Catherine Denueve (born 1943) and Jean-Louis Trintignant (born 1930) and Alain Delon (born 1935) have all given great performances in diverse films over several decades, many of which are cinema classics.
The next closest Gallic actor in age who achieved worldwide fame Gerald Depardieu was born in 1948. While some of his early roles were free-spirited in the manner of great ‘60s films he’s a mere child at 72-years.
The films Jacques Deray directed starring Alain Delon provide an actor/director link seen seldom in cinema. When collaborations results in a series of memorable films you notice.
Such are the nine films Deray, a proficient movie director, made with Delon.
After their first film together “La Piscine” (“The Swimming Pool”) they made multiple films, most of them crime related that tended towards pure action rather than cliché pulp.
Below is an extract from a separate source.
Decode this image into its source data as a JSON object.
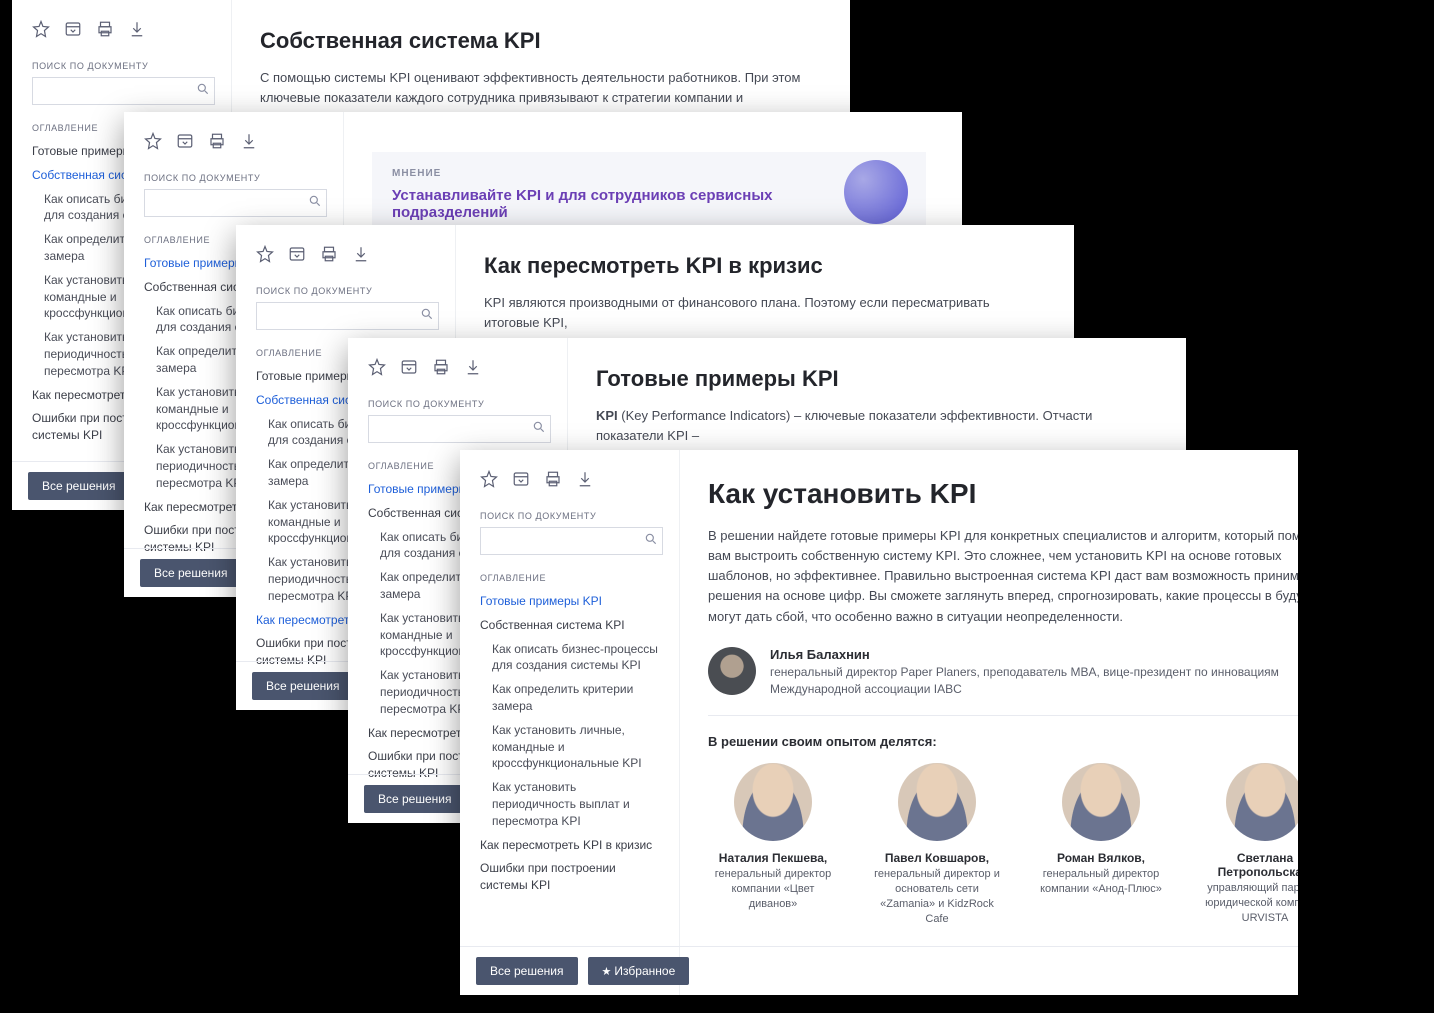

More than one title tells a story etched from historical criminal perspective, the French equivalent of a Clyde Barrow or a modern day equivalent of Billy the Kid.
A recent Blu-ray release from Cohen Media highlights two films directed by Deray and starring Delon. Both films were made late in the 1970s.
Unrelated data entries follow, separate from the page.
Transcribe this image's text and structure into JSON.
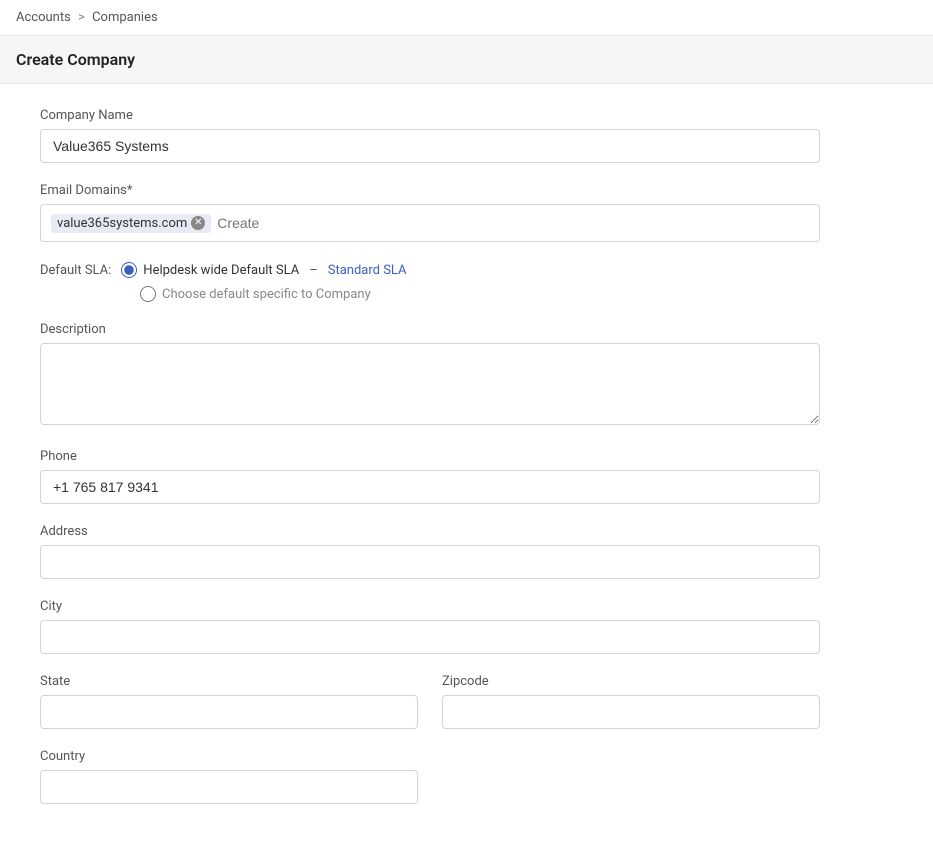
{
  "breadcrumb": {
    "accounts": "Accounts",
    "separator": ">",
    "companies": "Companies"
  },
  "page_header": {
    "title": "Create Company"
  },
  "form": {
    "company_name_label": "Company Name",
    "company_name_value": "Value365 Systems",
    "company_name_placeholder": "",
    "email_domains_label": "Email Domains*",
    "email_domain_tag": "value365systems.com",
    "email_domains_create_placeholder": "Create",
    "default_sla_label": "Default SLA:",
    "default_sla_option1_label": "Helpdesk wide Default SLA",
    "default_sla_dash": "–",
    "default_sla_link": "Standard SLA",
    "default_sla_option2_label": "Choose default specific to Company",
    "description_label": "Description",
    "description_value": "",
    "description_placeholder": "",
    "phone_label": "Phone",
    "phone_value": "+1 765 817 9341",
    "phone_placeholder": "",
    "address_label": "Address",
    "address_value": "",
    "address_placeholder": "",
    "city_label": "City",
    "city_value": "",
    "city_placeholder": "",
    "state_label": "State",
    "state_value": "",
    "state_placeholder": "",
    "zipcode_label": "Zipcode",
    "zipcode_value": "",
    "zipcode_placeholder": "",
    "country_label": "Country",
    "country_value": "",
    "country_placeholder": ""
  }
}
“Le gang” revels in a band of misfits who pulled off a string of bank robberies in the days after World War II. Their leader Delon begins to waver in his judgment after he falls for a petit femme. Since some of the story is told from her perspective it adds to the overall circle of life the film wants to observe.
Delon wears a Harpo Marx wig and steals every scene by mugging, and it may be one of his most memorable performances. Like in so many of the Deray/Delon partnerships the hero is also dead on arrival as the credits roll.
“Le Gang” has a cool reoccurring theme (composer Carlo Rustichelli) that sounds like the rolling cadence of a carnival attraction. We hear this music often almost like it’s a character in the film.
“Three Men to Kill” occupies the same real estate as “Three Days of the Condor.” Only imagine an ending where Redford gets offed in the last scene.
An arms dealer has a meeting and all the attendees die in accidents shortly afterwards. Delon happens to drive by one of the victims, trapped in an apparent car accident and rescues the driver, dropping the man off at a hospital.
Unbeknownst to Delon he’s stumbled onto a complicated assassination plot involving high-ranking officials and military ordinance sales.
The result has Delon at his coolest while casually evading an ever-expanding group of people trying to eliminate him. When Jerry Lewis wear blue jeans with white socks he looks like a dork, when Delon dons the same outfit he looks like the world’s most handsome man.
Delon shares script credit and at one point his character talks about being abandoned as a child and raised by a grandmother. In real life that’s exactly how the son Delon fathered with Nico was raised.

Delon became a star with his performance in the 1960 film “Purple Noon.” That crime pays scenario was taken from Patricia Highsmith’s novel “The Talented Mr. Ripley,” remade with the original ending and title in 1999.
The Delon-Deray partnership began with the 1969 “La Pascine,” itself recently remade in 2016 as “A Bigger Splash.”
Intrigue during an idyllic summer vacation erupts into sexual passion followed by murder. Delon and Romy Schneider star. The pair was romantically involved earlier in the decade when they were a kind of prototype celebrity couple.
“La Piscine” plays this Thursday and Friday, September 16 & 17 at the Museum of Fine Arts, Houston’s Brown Auditorium.